NNHS Class of 1939 Has 60-Year Reunion
NN CLASS OF 1939 SPANS MILES, YEARS FOR REUNION
Published: Daily Press--Saturday, June 19, 1999
Section: LOCAL, Page: C1--by BEVERLY WILLIAMS
---It was June 8, 1939, and the senior class at Newport News High School was making history. The 204 students were graduating - the largest class ever to graduate from the school. They gathered that night with a "feeling of victory and accomplishments," salutatorian Marie Claytor said during her commencement speech. And, she said, the students were all thinking back to 1935, when they were freshmen entering the school for the first time, "feeling anew the ambitions that urged them to success."
---Now, 60 years later, the class will again gather to reminisce. Though much smaller in number, it will meet tonight at the James River Country Club for a 60th reunion celebration dinner and dance. Of the 133 alumni who are living, 45 will attend with spouses or friends. They hail from across the country, some coming from as far as Washington and California.
---This is the class's sixth reunion, according to reunion committee member Ann Stephenson Johnson of Newport News. Since graduating, she said, the class has met for its 25th, 35th, 40th, 50th and 55th reunions.

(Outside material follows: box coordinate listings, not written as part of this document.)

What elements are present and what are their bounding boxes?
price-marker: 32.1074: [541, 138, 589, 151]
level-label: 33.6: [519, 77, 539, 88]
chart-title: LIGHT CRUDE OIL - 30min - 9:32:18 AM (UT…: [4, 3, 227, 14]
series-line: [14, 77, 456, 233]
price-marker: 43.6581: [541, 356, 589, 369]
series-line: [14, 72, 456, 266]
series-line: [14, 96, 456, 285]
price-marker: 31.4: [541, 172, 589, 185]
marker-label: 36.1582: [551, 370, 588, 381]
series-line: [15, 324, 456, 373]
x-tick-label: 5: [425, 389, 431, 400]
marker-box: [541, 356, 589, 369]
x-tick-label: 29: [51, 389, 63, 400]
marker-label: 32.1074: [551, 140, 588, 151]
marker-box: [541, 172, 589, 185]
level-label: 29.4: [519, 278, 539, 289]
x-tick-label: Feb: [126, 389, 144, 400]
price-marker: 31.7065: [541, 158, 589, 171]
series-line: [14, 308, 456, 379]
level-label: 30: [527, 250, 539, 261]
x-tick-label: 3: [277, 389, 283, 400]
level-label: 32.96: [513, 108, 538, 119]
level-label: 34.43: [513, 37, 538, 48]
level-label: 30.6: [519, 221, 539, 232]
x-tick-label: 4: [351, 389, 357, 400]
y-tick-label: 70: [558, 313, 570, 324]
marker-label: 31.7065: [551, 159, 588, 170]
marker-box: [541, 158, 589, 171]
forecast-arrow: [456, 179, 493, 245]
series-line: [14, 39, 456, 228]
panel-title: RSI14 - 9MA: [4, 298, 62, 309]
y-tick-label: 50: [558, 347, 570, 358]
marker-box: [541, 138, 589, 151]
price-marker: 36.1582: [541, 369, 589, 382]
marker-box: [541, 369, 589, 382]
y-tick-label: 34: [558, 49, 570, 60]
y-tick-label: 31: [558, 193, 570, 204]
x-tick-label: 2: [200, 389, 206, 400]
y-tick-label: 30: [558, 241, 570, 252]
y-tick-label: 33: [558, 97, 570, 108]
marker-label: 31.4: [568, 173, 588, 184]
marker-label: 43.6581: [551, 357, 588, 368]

---"We're all between 75 and 80 years old, and people are still willing to travel this far," said Johnson, 76. "We've always been close since we were in high school, and I think it's amazing that 45 of us are still getting around and doing things."
---When the alumni enter the country club tonight, they will be greeted with purple and white - their class colors - and old banners that were saved from the school after it closed. The master of ceremonies for the evening is their fellow classmate, George "Ken" Garrison, who owns Garrison Realty in Seaford.

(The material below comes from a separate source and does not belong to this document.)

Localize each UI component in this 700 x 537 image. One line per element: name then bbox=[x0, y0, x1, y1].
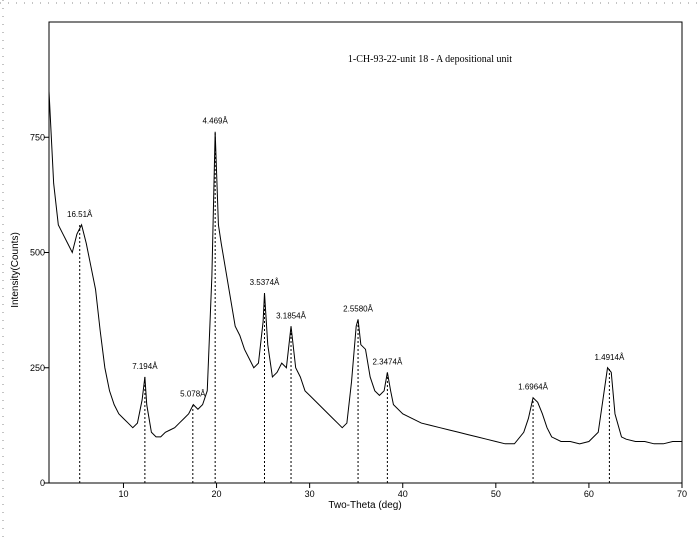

---There will also be a commemorative booklet filled with everyone's names and addresses, career and family notes, comments from those who were unable to attend, and a list of all the class members who have died. Since the last class reunion in 1994, 19 have died, said Anne Stark, another committee member.
---As part of the reunion activities, Stark said, attendees will sign a huge card and poster for classmate Helen Siler of Oklahoma, who could not attend because she and her husband recently lost everything they owned when a string of tornadoes struck the Midwest last month.
---Newport News High School was started in 1896 on the third floor of the old First National Bank Building on 28th Street and Washington Avenue. Its first graduates, the Class of 1897, consisted of five young men. In 1924, a new school building was constructed on Huntington Avenue between 30th and 32nd streets.
---In 1971, the all-white Newport News High School was converted to Newport News Intermediate School after the federal government ordered the district to integrate its schools. The intermediate school closed nine years later. The building, now known as Huntington Hall, is a Navy barracks.
---According to a 1939 edition of "The Beacon," the 1939 class theme was "The Trylon and Perisphere," which were the trademarks of the World's Fair that year. They were "symbols of the world of tomorrow," according to a caption in the book: "Just as the Trylon points heavenward; just as the Perisphere symbolizes a whole, complete thing, so let our lives be that."
---The class motto was "Spectemor Agendo" or "Let us be judged by our deeds." After graduation, Johnson said, the students pursued a variety of careers. There have been engineers, a newspaper reporter, t teachers, doctors, lawyers, homemakers, real estate brokers, and an interpreter at Colonial Williamsburg.
---While the reunion efforts have been the work of an entire committee, two men in Richmond were behind the push to make sure it happened, Johnson said. The men, Jack Hunter and Enos Hargraves, sent interest letters and follow-up letters and prepared the commemorative booklet. "Everybody is looking f forward to this," Johnson said. "It's quite a nice gathering, and we always have a wonderful time together."